Stick to brand guidelines The brand equity you’re acquiring is not the only advantage, but logistically there are a lot of benefits that aren’t available to the entrepreneur starting a business from scratch. Perhaps the most significant is that you get a proven system of operation and training in how to use it.
When I began my journey with McDonald’s, I worked for nine months in two locations around the world, learning how to construct the perfect burger in Singapore and prepare our world-famous fries in Philippines. The level of “McDonald’s way” practical training I received on both a service and business level was unparalleled to anything I could have taught myself.
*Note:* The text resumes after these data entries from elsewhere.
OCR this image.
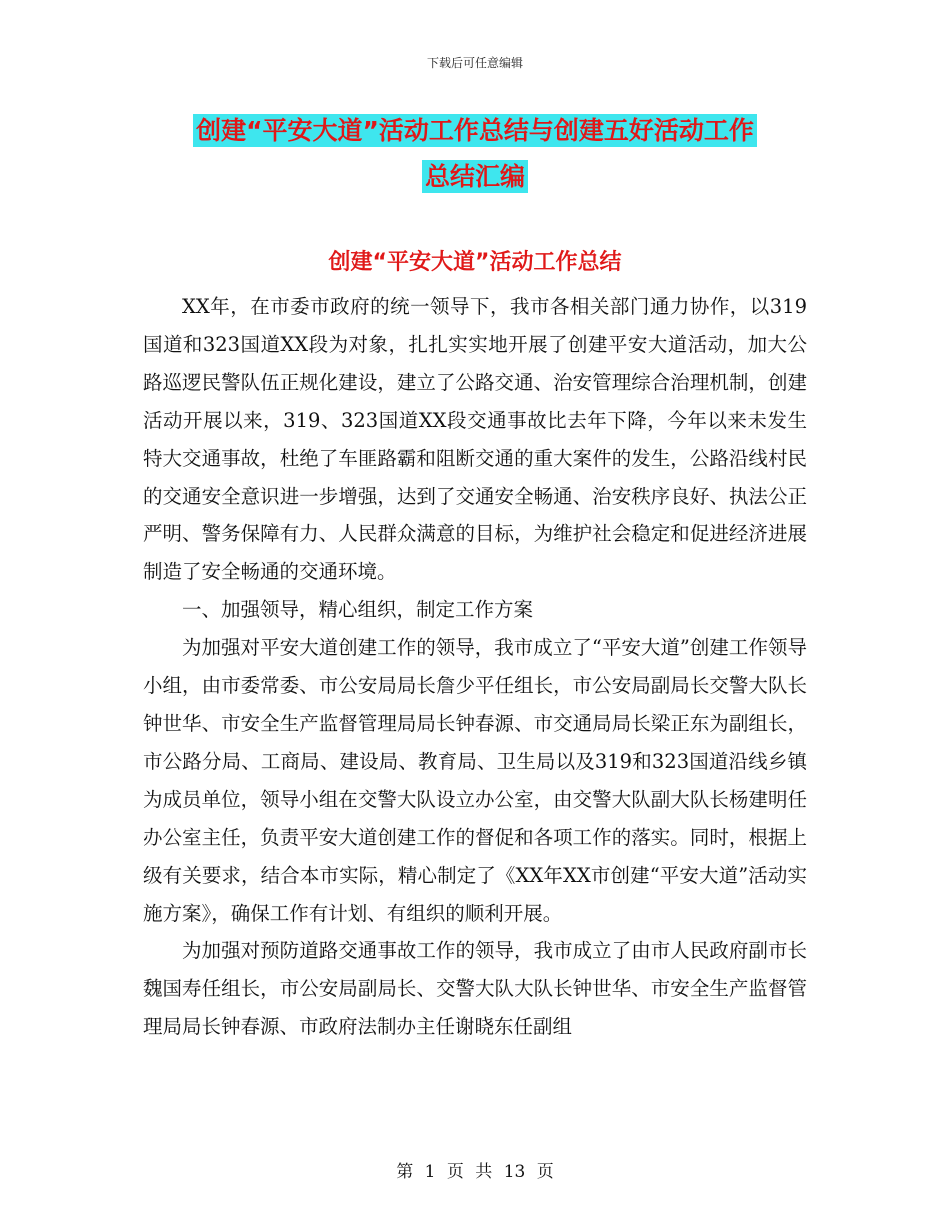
下载后可任意编辑
创建“平安大道”活动工作总结与创建五好活动工作
总结汇编
创建“平安大道”活动工作总结

XX年，在市委市政府的统一领导下，我市各相关部门通力协作，以319国道和323国道XX段为对象，扎扎实实地开展了创建平安大道活动，加大公路巡逻民警队伍正规化建设，建立了公路交通、治安管理综合治理机制，创建活动开展以来，319、323国道XX段交通事故比去年下降，今年以来未发生特大交通事故，杜绝了车匪路霸和阻断交通的重大案件的发生，公路沿线村民的交通安全意识进一步增强，达到了交通安全畅通、治安秩序良好、执法公正严明、警务保障有力、人民群众满意的目标，为维护社会稳定和促进经济进展制造了安全畅通的交通环境。

一、加强领导，精心组织，制定工作方案

为加强对平安大道创建工作的领导，我市成立了“平安大道”创建工作领导小组，由市委常委、市公安局局长詹少平任组长，市公安局副局长交警大队长钟世华、市安全生产监督管理局局长钟春源、市交通局局长梁正东为副组长，市公路分局、工商局、建设局、教育局、卫生局以及319和323国道沿线乡镇为成员单位，领导小组在交警大队设立办公室，由交警大队副大队长杨建明任办公室主任，负责平安大道创建工作的督促和各项工作的落实。同时，根据上级有关要求，结合本市实际，精心制定了《XX年XX市创建“平安大道”活动实施方案》，确保工作有计划、有组织的顺利开展。

为加强对预防道路交通事故工作的领导，我市成立了由市人民政府副市长魏国寿任组长，市公安局副局长、交警大队大队长钟世华、市安全生产监督管理局局长钟春源、市政府法制办主任谢晓东任副组

第 1 页 共 13 页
New franchisees can avoid a lot of the mistakes startup entrepreneurs typically make, because the franchisor has already perfected daily operations through trial and error. This also ensures brand-level quality and consistency internationally; making sure businesses are offering their customers the same quality service that they’ve received or would receive at locations elsewhere.
Localize the brand
Not every aspect of the business internationally will be as easily adaptable to a new market as processes. The arguably most important aspect to consider is who you’ll now be selling to and how they and their environment are different to your prior experiences.
Selling to a different audience means you have to consider the appeal of the product to the region’s culture, and the Middle East is the ultimate challenge for most brands in doing so. Local trends, customs and consumption habits must be taken into account, including everything from halal requirements to something as personal as taste.
At McDonald’s we’ve of course covered the basics of making sure all of our offerings are halal and adhere to the local health regulations, but we’ve also introduced new menu items such as the McArabia to appeal to the local audience.
You must think of more than just product adaptation, as product compliance for a new country’s regulations may be a hurdle. If there are regulations restricting some of your products from entering the country due to safety and quality regulations outlined in consumer protection laws, you could incur legal penalties and fines for breach.
When a business is successful, expansion is practically inevitable for the ambitious brand. This sort of expansion is significantly profitable and can have a strong positive effect on the lifespan of a business. Though doing business in a new market can be testing at times and requires both care and extensive research and due diligence, the dividends can be great. To grow domestically, location is crucial, but to grow internationally, the onus is on localization.